If you have many RHS, you can use the following workaround. First, perform phase 12. Then, on solving step, split RHSs into small chunks and find corresponding solutions by a cycle (see attached pic.).
Great. Thanks. I was about to try this kind of way. I just didn't think it was necessary because iparm=1 had seemed to work very well in 32 bit mode but goes wrong in 64 bit. It sound like it will also work around this bug:
Strange results with that method. With one test problem (300,000 rows, 1 rhs), I see these memory usages:
- Windows task manager graph: ~2.4GB
- iparm after phase 1: 17975 (18GB)
- iparm after phase 1: 2,300,000 (2.3GB)
- Windows task manager graph: ~2.6GB
- iparm after phase 1: 8920 (9GB*)
- iparm after phase 1: 2,300,000 (2.3GB)
It looks like iparm is the only one that gives a reasonable result but the 10.2.3 manual says it's computed in phase 2 so I don't think it's safe to use after phase 1 although the 11.1 manual says it's computed in phase 1. Could the 10.2.3 manual be in error?

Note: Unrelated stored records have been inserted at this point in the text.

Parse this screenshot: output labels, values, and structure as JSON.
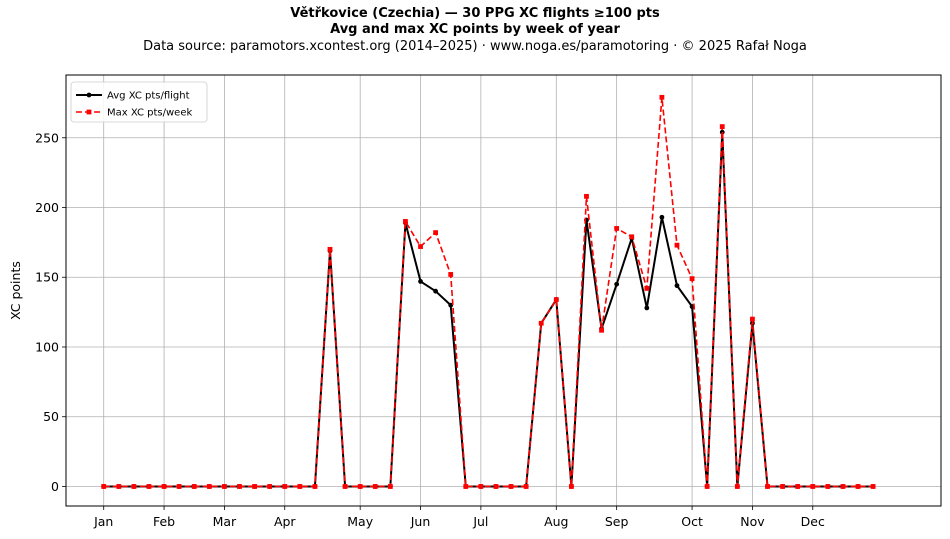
{
  "title": "Větřkovice (Czechia)  —  30 PPG XC flights ≥100 pts",
  "subtitle": "Avg and max XC points by week of year",
  "source_line": "Data source: paramotors.xcontest.org (2014–2025)  ·  www.noga.es/paramotoring  ·  © 2025 Rafał Noga",
  "chart_data": {
    "type": "line",
    "title": "Větřkovice (Czechia)  —  30 PPG XC flights ≥100 pts",
    "subtitle": "Avg and max XC points by week of year",
    "xlabel": "",
    "ylabel": "XC points",
    "x_unit": "week of year",
    "xlim": [
      -1.5,
      56.5
    ],
    "ylim": [
      -14,
      295
    ],
    "x_tick_positions": [
      1,
      5,
      9,
      13,
      18,
      22,
      26,
      31,
      35,
      40,
      44,
      48
    ],
    "x_tick_labels": [
      "Jan",
      "Feb",
      "Mar",
      "Apr",
      "May",
      "Jun",
      "Jul",
      "Aug",
      "Sep",
      "Oct",
      "Nov",
      "Dec"
    ],
    "y_ticks": [
      0,
      50,
      100,
      150,
      200,
      250
    ],
    "grid": true,
    "legend_position": "top-left",
    "x": [
      1,
      2,
      3,
      4,
      5,
      6,
      7,
      8,
      9,
      10,
      11,
      12,
      13,
      14,
      15,
      16,
      17,
      18,
      19,
      20,
      21,
      22,
      23,
      24,
      25,
      26,
      27,
      28,
      29,
      30,
      31,
      32,
      33,
      34,
      35,
      36,
      37,
      38,
      39,
      40,
      41,
      42,
      43,
      44,
      45,
      46,
      47,
      48,
      49,
      50,
      51,
      52
    ],
    "series": [
      {
        "name": "Avg XC pts/flight",
        "color": "#000000",
        "style": "solid",
        "marker": "circle",
        "values": [
          0,
          0,
          0,
          0,
          0,
          0,
          0,
          0,
          0,
          0,
          0,
          0,
          0,
          0,
          0,
          169,
          0,
          0,
          0,
          0,
          189,
          147,
          140,
          130,
          0,
          0,
          0,
          0,
          0,
          117,
          134,
          0,
          191,
          113,
          145,
          178,
          128,
          193,
          144,
          129,
          0,
          254,
          0,
          117,
          0,
          0,
          0,
          0,
          0,
          0,
          0,
          0
        ]
      },
      {
        "name": "Max XC pts/week",
        "color": "#ff0000",
        "style": "dashed",
        "marker": "square",
        "values": [
          0,
          0,
          0,
          0,
          0,
          0,
          0,
          0,
          0,
          0,
          0,
          0,
          0,
          0,
          0,
          170,
          0,
          0,
          0,
          0,
          190,
          172,
          182,
          152,
          0,
          0,
          0,
          0,
          0,
          117,
          134,
          0,
          208,
          112,
          185,
          179,
          142,
          279,
          173,
          149,
          0,
          258,
          0,
          120,
          0,
          0,
          0,
          0,
          0,
          0,
          0,
          0
        ]
      }
    ]
  }
}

Any idea which value is most reliable?
*Update: I see the meaning of iparm changed between 10.2 and 11.1. The result from 10.2 is probably wrong because of a bug and the result from 11.1 is in kB, not MB but is only for OOC mode so isn't appropriate.

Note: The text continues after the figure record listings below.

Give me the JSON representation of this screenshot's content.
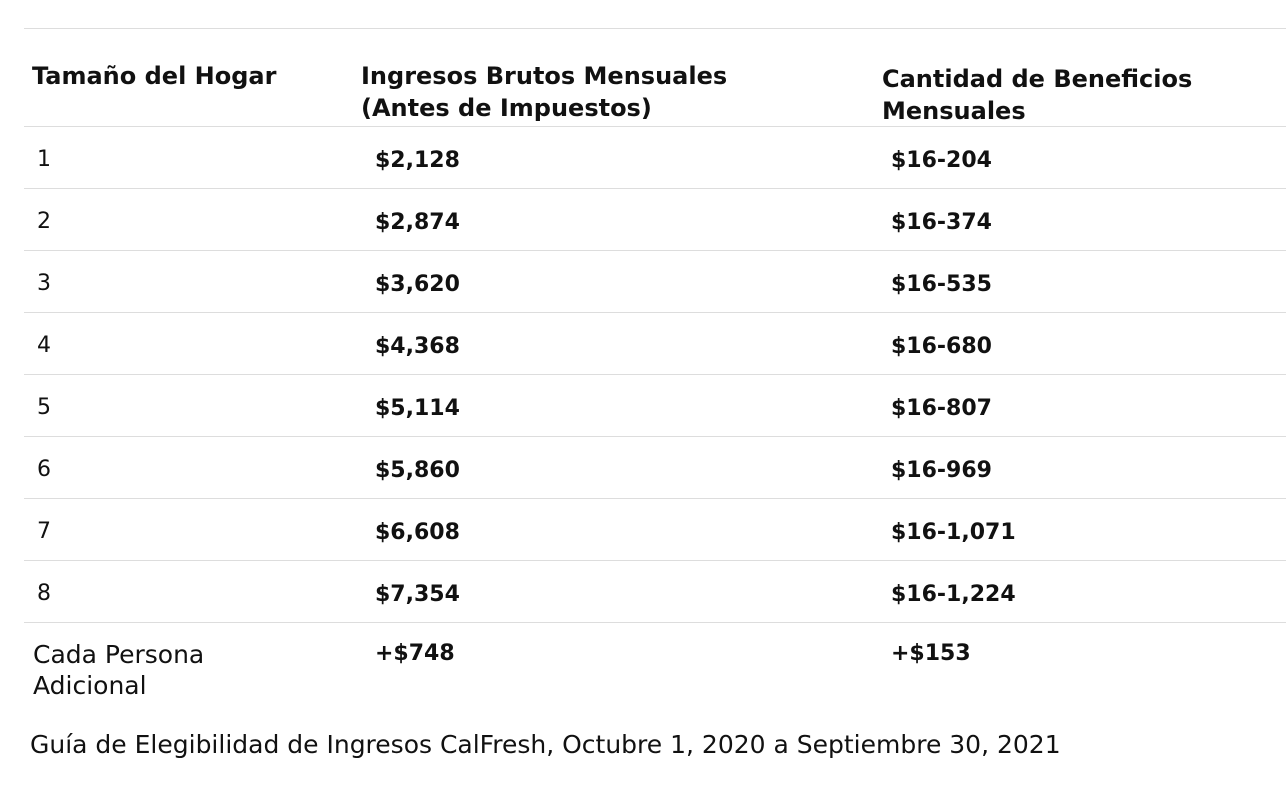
{
  "table": {
    "headers": [
      "Tamaño del Hogar",
      "Ingresos Brutos Mensuales\n(Antes de Impuestos)",
      "Cantidad de Beneficios\nMensuales"
    ],
    "rows": [
      {
        "size": "1",
        "income": "$2,128",
        "benefit": "$16-204"
      },
      {
        "size": "2",
        "income": "$2,874",
        "benefit": "$16-374"
      },
      {
        "size": "3",
        "income": "$3,620",
        "benefit": "$16-535"
      },
      {
        "size": "4",
        "income": "$4,368",
        "benefit": "$16-680"
      },
      {
        "size": "5",
        "income": "$5,114",
        "benefit": "$16-807"
      },
      {
        "size": "6",
        "income": "$5,860",
        "benefit": "$16-969"
      },
      {
        "size": "7",
        "income": "$6,608",
        "benefit": "$16-1,071"
      },
      {
        "size": "8",
        "income": "$7,354",
        "benefit": "$16-1,224"
      },
      {
        "size": "Cada Persona\nAdicional",
        "income": "+$748",
        "benefit": "+$153"
      }
    ]
  },
  "caption": "Guía de Elegibilidad de Ingresos CalFresh, Octubre 1, 2020 a Septiembre 30, 2021"
}
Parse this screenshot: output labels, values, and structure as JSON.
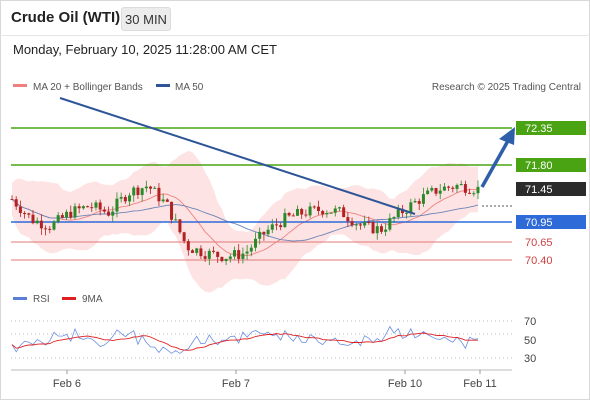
{
  "header": {
    "title": "Crude Oil (WTI)",
    "timeframe": "30 MIN",
    "datetime": "Monday, February 10, 2025 11:28:00 AM CET"
  },
  "main_legend": {
    "items": [
      {
        "label": "MA 20 + Bollinger Bands",
        "color": "#f08080"
      },
      {
        "label": "MA 50",
        "color": "#2f5597"
      }
    ],
    "attribution": "Research © 2025 Trading Central"
  },
  "rsi_legend": {
    "items": [
      {
        "label": "RSI",
        "color": "#5b7fd6"
      },
      {
        "label": "9MA",
        "color": "#e02020"
      }
    ]
  },
  "price_levels": [
    {
      "value": "72.35",
      "style": "resistance-green"
    },
    {
      "value": "71.80",
      "style": "resistance-green"
    },
    {
      "value": "71.45",
      "style": "last-price"
    },
    {
      "value": "70.95",
      "style": "pivot-blue"
    },
    {
      "value": "70.65",
      "style": "support-red"
    },
    {
      "value": "70.40",
      "style": "support-red"
    }
  ],
  "rsi_ticks": [
    "70",
    "50",
    "30"
  ],
  "x_axis_labels": [
    "Feb 6",
    "Feb 7",
    "Feb 10",
    "Feb 11"
  ],
  "colors": {
    "resistance": "#4aa312",
    "pivot": "#2e6bd9",
    "support": "#e07878",
    "last_price_bg": "#2b2b2b",
    "candle_up": "#2a8a2a",
    "candle_down": "#b22222",
    "bollinger_fill": "#fde1e1",
    "trend_arrow": "#2e5fa8"
  },
  "chart_data": {
    "type": "candlestick",
    "instrument": "Crude Oil (WTI)",
    "interval": "30 MIN",
    "x_labels": [
      "Feb 6",
      "Feb 7",
      "Feb 10",
      "Feb 11"
    ],
    "levels": {
      "resistance": [
        72.35,
        71.8
      ],
      "last": 71.45,
      "pivot": 70.95,
      "support": [
        70.65,
        70.4
      ]
    },
    "approx_close_path": [
      71.3,
      71.0,
      70.9,
      71.1,
      71.2,
      71.1,
      71.4,
      71.5,
      71.2,
      70.6,
      70.5,
      70.45,
      70.5,
      70.8,
      71.0,
      71.1,
      71.15,
      71.1,
      70.9,
      70.85,
      71.1,
      71.3,
      71.45,
      71.5,
      71.45
    ],
    "rsi_ylim": [
      20,
      80
    ],
    "rsi_ticks": [
      70,
      50,
      30
    ]
  }
}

Do you have a reference for the additional n*nrhs*2*16 bytes? Does that mean the total in-core memory requirement in both mkl 10.2.3 and 11.1 is approximately
1000 * max(iparm, iparm+iparm) + n*nrhs*32
I only have a few (typically 1-5) rhs's so I think it's ok to just estimate this part since it's much smaller than the memory used by the numerical factorization.

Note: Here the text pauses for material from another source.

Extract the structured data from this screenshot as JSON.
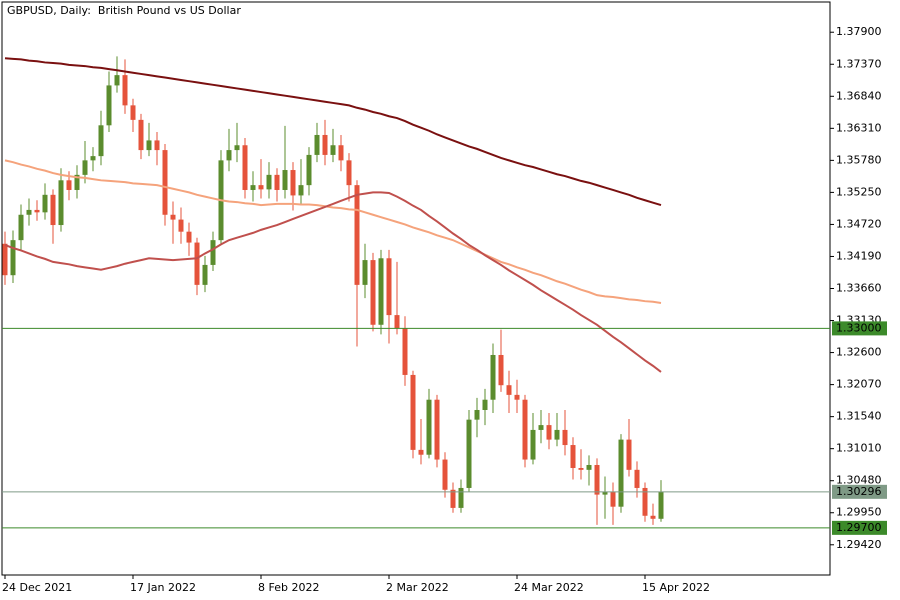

Results are not strange. I am confused by iparm in your last message. Iparm is used for In-core PARDISO. Am I right that you want to use OOC PARDISO without swapping files (using virtual memory)?
Let’s talk about MKL 11.1 because MKL 10.2.3 is quite old version.
1) Just in case, if you use zero based indexing (C/C++) iparm(k) should be iparm[k-1].
2) If iparm(63) = 8920, it means that OOC PARDISO needs minimum 9 MB of RAM on numerical factorization and solution phases, that is OOC_MAX_CORE_SIZE should be more than 9 at least.
3) 1024 * max(iparm(15), iparm(16) + iparm(63)) + n*nrhs*32 is the minimum size of needed RAM in bytes for OOC PARDISO
4) 1024 * max(iparm(15), iparm(16)+iparm(17)) + n*nrhs*32 is the total peak of used memory in bytes for In-core PARDISO.
5) There is no reference about n*nrhs*32. It is not documented.
6) You did not write about iparm(16), iparm (15) and OOC_MAX_CORE_SIZE.
I can say only that if you have less than 2,4 GB available (free) RAM, but OOC_MAX_CORE_SIZE is more than 2400 and OOC PARDISO is used then swapping files will be happened.
If you use In-core PARDISO and available RAM is less than 2,4 GB then swapping files will be happened irrespective of the any value of OOC_MAX_CORE_SIZE.
I think I've got it worked out now. I just want the "best" or even "reasonable" performance. That means it should use IC if there's enough RAM and OOC if there isn't.
I'm using your step 4 to decide if there's enough RAM for in-core, then calling pardiso with iparm(60)=0 or 2 accordingly. I don't use iparm(60)=1 at all because I can't get it to work for different reasons in each version of MKL. It's easier to just have my sofware make the decision.
iparm(15) and (16) give relatively small numbers so I'm not too worried about them.